I suspect these are questions that will not go away until answers are provided. This developing scandal of potential cronyism, and an unfair bias against a credible black consortium, is likely to be an issue right up to next years’ London elections.

Update

This blog item has been updated to remove reference to Ray Lewis being on LAT’s board. In fact he was not on LAT, but was merely the posterboy for the mentoring scheme which is now mired in controversy and allegations of Tory cronyism.

Lewis will be giving evidence to the London Assembly shortly. We shall see how that goes…

5 thoughts on “Boris crony scandal grows (updated)

  1. Not so far, but they should be – especially considering the Standard subjected us to a month of front pages about alleged cronyism and Lee Jasper (yet after several investigations there has been NO wrongdoing found to be committed by Lee). This mentoring contract is a real scandal. So far, just BBC London has been interested – Kurt Barling inparticular.

    • Thanks for the update, I suppose we’ll have to just watch and see. I don’t suppose you have a link for that related politics show piece do you?

  2. Why should the London print media be interested in this? No doubt the allegations will have been investigated. This is a non starter. Sour grapes. Jasper cronyism. Greed. Self inflated egos. The consortium didn’t get the money. Self appointed community leaders and mentors whose troops are Facebook friends. Beware this is going to backfire and bite you all on the ass. Fool fool people in glass houses.

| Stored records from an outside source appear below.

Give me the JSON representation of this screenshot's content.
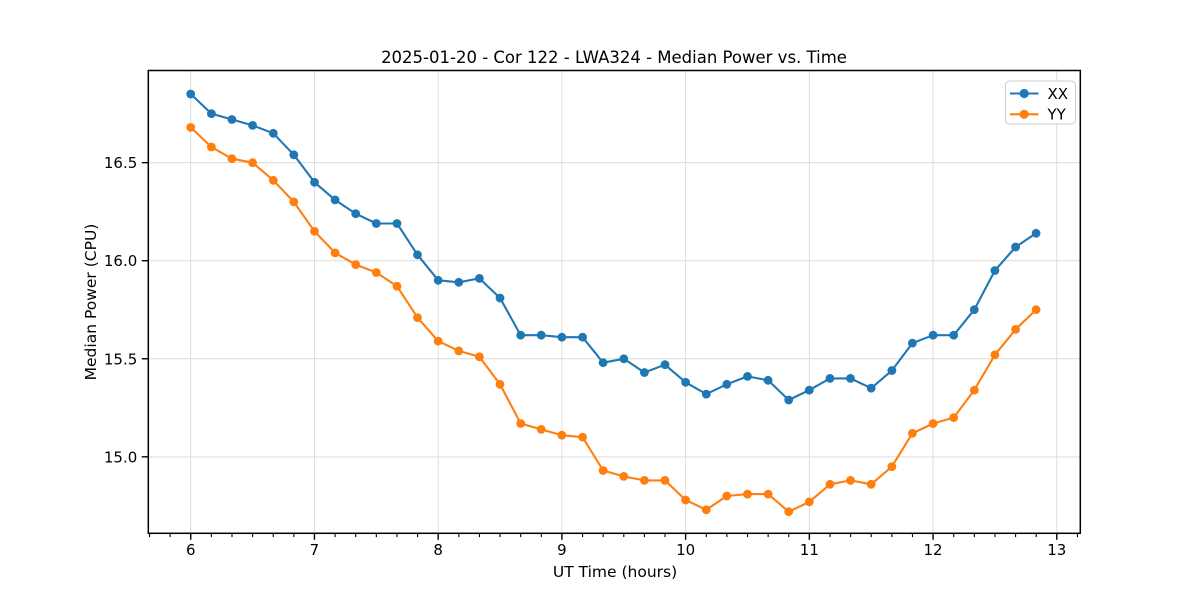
{
  "chart_data": {
    "type": "line",
    "title": "2025-01-20 - Cor 122 - LWA324 - Median Power vs. Time",
    "xlabel": "UT Time (hours)",
    "ylabel": "Median Power (CPU)",
    "xlim": [
      5.657,
      13.19
    ],
    "ylim": [
      14.61,
      16.97
    ],
    "x_ticks": [
      6,
      7,
      8,
      9,
      10,
      11,
      12,
      13
    ],
    "x_tick_labels": [
      "6",
      "7",
      "8",
      "9",
      "10",
      "11",
      "12",
      "13"
    ],
    "y_ticks": [
      15.0,
      15.5,
      16.0,
      16.5
    ],
    "y_tick_labels": [
      "15.0",
      "15.5",
      "16.0",
      "16.5"
    ],
    "x_minor_step": 0.16667,
    "grid": true,
    "grid_color": "#dcdcdc",
    "legend_position": "top-right",
    "x": [
      6.0,
      6.167,
      6.333,
      6.5,
      6.667,
      6.833,
      7.0,
      7.167,
      7.333,
      7.5,
      7.667,
      7.833,
      8.0,
      8.167,
      8.333,
      8.5,
      8.667,
      8.833,
      9.0,
      9.167,
      9.333,
      9.5,
      9.667,
      9.833,
      10.0,
      10.167,
      10.333,
      10.5,
      10.667,
      10.833,
      11.0,
      11.167,
      11.333,
      11.5,
      11.667,
      11.833,
      12.0,
      12.167,
      12.333,
      12.5,
      12.667,
      12.833
    ],
    "series": [
      {
        "name": "XX",
        "color": "#1f77b4",
        "values": [
          16.85,
          16.75,
          16.72,
          16.69,
          16.65,
          16.54,
          16.4,
          16.31,
          16.24,
          16.19,
          16.19,
          16.03,
          15.9,
          15.89,
          15.91,
          15.81,
          15.62,
          15.62,
          15.61,
          15.61,
          15.48,
          15.5,
          15.43,
          15.47,
          15.38,
          15.32,
          15.37,
          15.41,
          15.39,
          15.29,
          15.34,
          15.4,
          15.4,
          15.35,
          15.44,
          15.58,
          15.62,
          15.62,
          15.75,
          15.95,
          16.07,
          16.14
        ]
      },
      {
        "name": "YY",
        "color": "#ff7f0e",
        "values": [
          16.68,
          16.58,
          16.52,
          16.5,
          16.41,
          16.3,
          16.15,
          16.04,
          15.98,
          15.94,
          15.87,
          15.71,
          15.59,
          15.54,
          15.51,
          15.37,
          15.17,
          15.14,
          15.11,
          15.1,
          14.93,
          14.9,
          14.88,
          14.88,
          14.78,
          14.73,
          14.8,
          14.81,
          14.81,
          14.72,
          14.77,
          14.86,
          14.88,
          14.86,
          14.95,
          15.12,
          15.17,
          15.2,
          15.34,
          15.52,
          15.65,
          15.75
        ]
      }
    ]
  }
}
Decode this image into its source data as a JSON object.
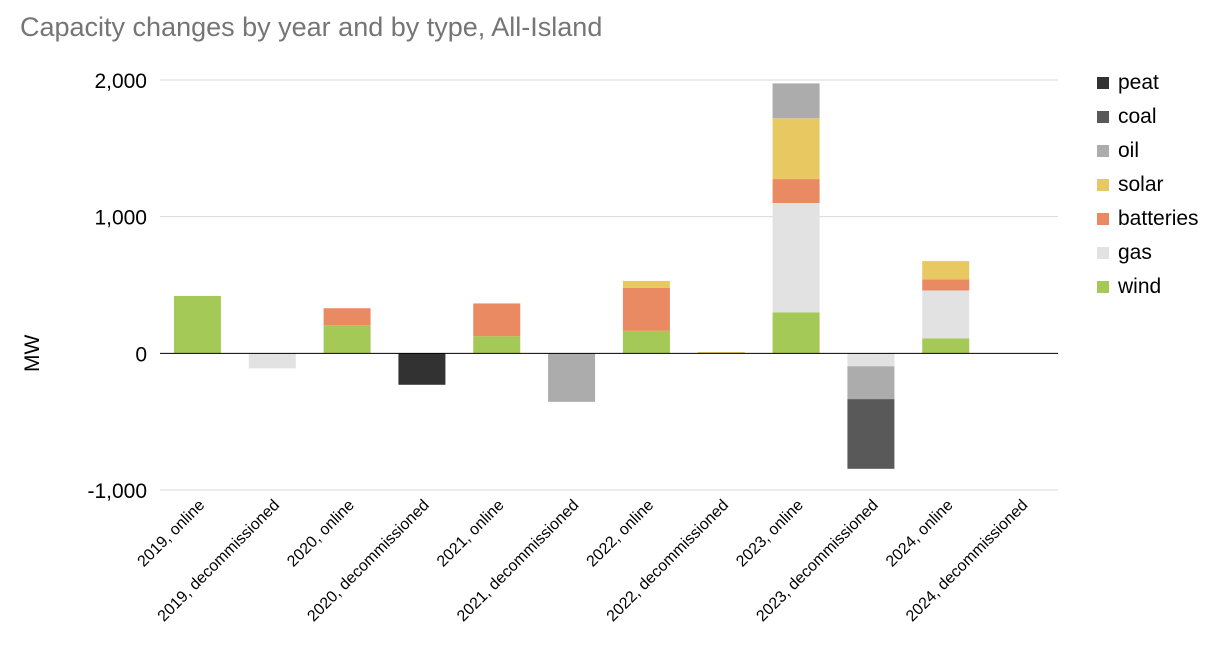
{
  "chart_data": {
    "type": "bar",
    "stacked": true,
    "title": "Capacity changes by year and by type, All-Island",
    "xlabel": "",
    "ylabel": "MW",
    "ylim": [
      -1000,
      2000
    ],
    "yticks": [
      2000,
      1000,
      0,
      -1000
    ],
    "ytick_labels": [
      "2,000",
      "1,000",
      "0",
      "-1,000"
    ],
    "grid": true,
    "legend_position": "right",
    "categories": [
      "2019, online",
      "2019, decommissioned",
      "2020, online",
      "2020, decommissioned",
      "2021, online",
      "2021, decommissioned",
      "2022, online",
      "2022, decommissioned",
      "2023, online",
      "2023, decommissioned",
      "2024, online",
      "2024, decommissioned"
    ],
    "series": [
      {
        "name": "wind",
        "color": "#a5c956",
        "values": [
          420,
          0,
          205,
          0,
          125,
          0,
          165,
          0,
          300,
          0,
          110,
          0
        ]
      },
      {
        "name": "gas",
        "color": "#e2e2e2",
        "values": [
          0,
          -110,
          0,
          0,
          0,
          0,
          0,
          0,
          800,
          -95,
          350,
          0
        ]
      },
      {
        "name": "batteries",
        "color": "#e98a62",
        "values": [
          0,
          0,
          125,
          0,
          240,
          0,
          315,
          0,
          175,
          0,
          80,
          0
        ]
      },
      {
        "name": "solar",
        "color": "#e8c961",
        "values": [
          0,
          0,
          0,
          0,
          0,
          0,
          50,
          10,
          445,
          0,
          135,
          0
        ]
      },
      {
        "name": "oil",
        "color": "#acacac",
        "values": [
          0,
          0,
          0,
          0,
          0,
          -355,
          0,
          0,
          255,
          -240,
          0,
          0
        ]
      },
      {
        "name": "coal",
        "color": "#595959",
        "values": [
          0,
          0,
          0,
          0,
          0,
          0,
          0,
          0,
          0,
          -510,
          0,
          0
        ]
      },
      {
        "name": "peat",
        "color": "#323232",
        "values": [
          0,
          0,
          0,
          -230,
          0,
          0,
          0,
          0,
          0,
          0,
          0,
          0
        ]
      }
    ],
    "legend_order": [
      "peat",
      "coal",
      "oil",
      "solar",
      "batteries",
      "gas",
      "wind"
    ]
  }
}
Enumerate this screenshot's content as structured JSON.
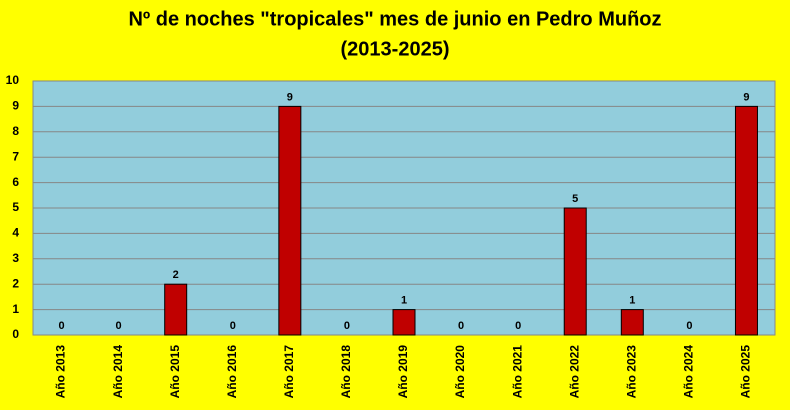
{
  "chart_data": {
    "type": "bar",
    "title": "Nº de noches \"tropicales\" mes de junio en Pedro Muñoz",
    "subtitle": "(2013-2025)",
    "categories": [
      "Año 2013",
      "Año 2014",
      "Año 2015",
      "Año 2016",
      "Año 2017",
      "Año 2018",
      "Año 2019",
      "Año 2020",
      "Año 2021",
      "Año 2022",
      "Año 2023",
      "Año 2024",
      "Año 2025"
    ],
    "values": [
      0,
      0,
      2,
      0,
      9,
      0,
      1,
      0,
      0,
      5,
      1,
      0,
      9
    ],
    "color": "#c00000",
    "ylim": [
      0,
      10
    ],
    "yticks": [
      0,
      1,
      2,
      3,
      4,
      5,
      6,
      7,
      8,
      9,
      10
    ],
    "grid": true
  }
}
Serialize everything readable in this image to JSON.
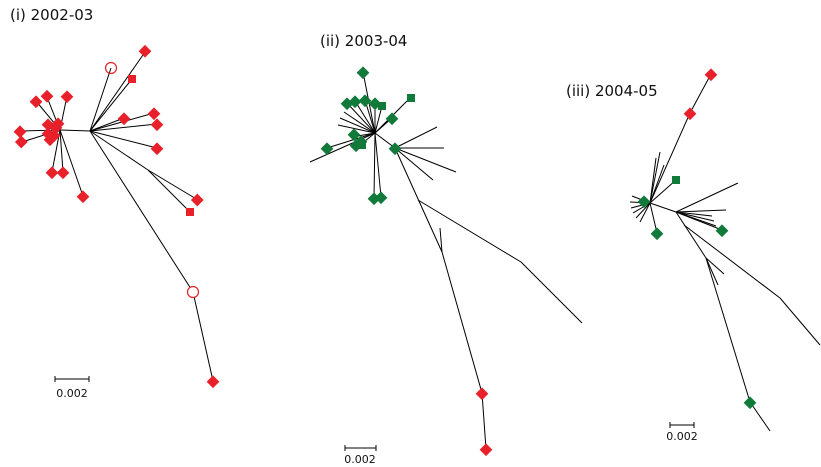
{
  "figure": {
    "panels": [
      {
        "id": "i",
        "title": "(i) 2002-03",
        "scale_label": "0.002"
      },
      {
        "id": "ii",
        "title": "(ii) 2003-04",
        "scale_label": "0.002"
      },
      {
        "id": "iii",
        "title": "(iii) 2004-05",
        "scale_label": "0.002"
      }
    ],
    "colors": {
      "branch": "#000000",
      "red_marker": "#e8202a",
      "green_marker": "#117a3a"
    },
    "marker_types": [
      "filled-diamond",
      "filled-square",
      "open-circle"
    ]
  }
}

  3. Don’t be embarrassed… people have a right to question why a black consortium with loads of experience in mentoring and who came out top in the bidding process were passed over in favour of a consortium with no experience and which included two partners in serious financial difficulties but who happened to have the mayor as patron and three Tory City Hall people on its’ board. This is far worse cronyism than anything that was thrown at Livingstone’s supporters at the last London elections… and investigations proved that such allegations were baseless.

    In this case it is a proven fact (acknowledged by City Hall) that: a) the black consortium looked like being better at delivering the mentoring; b) that no due diligence was carried out on the London Action Trust, which has since gone bust; c) that they are behind schedule on delivering; d) that 2,100 people applied to be mentors but seven months later just 21 have been matched with mentorees; e) that the mayor was a patron of LAT and that Nicholas Griffin, Ray Lewis and Steven Norris sat on LATs board; f) that Ray Lewis did not declare a conflict of interest.

    The people that are losing out here are the black youth, who are not getting the mentoring they need because a substandard contractor with no experience in this field was chosen, almost certainly because of cronyism and a desire not to award the contract to black figures who may have known Lee Jasper in the past.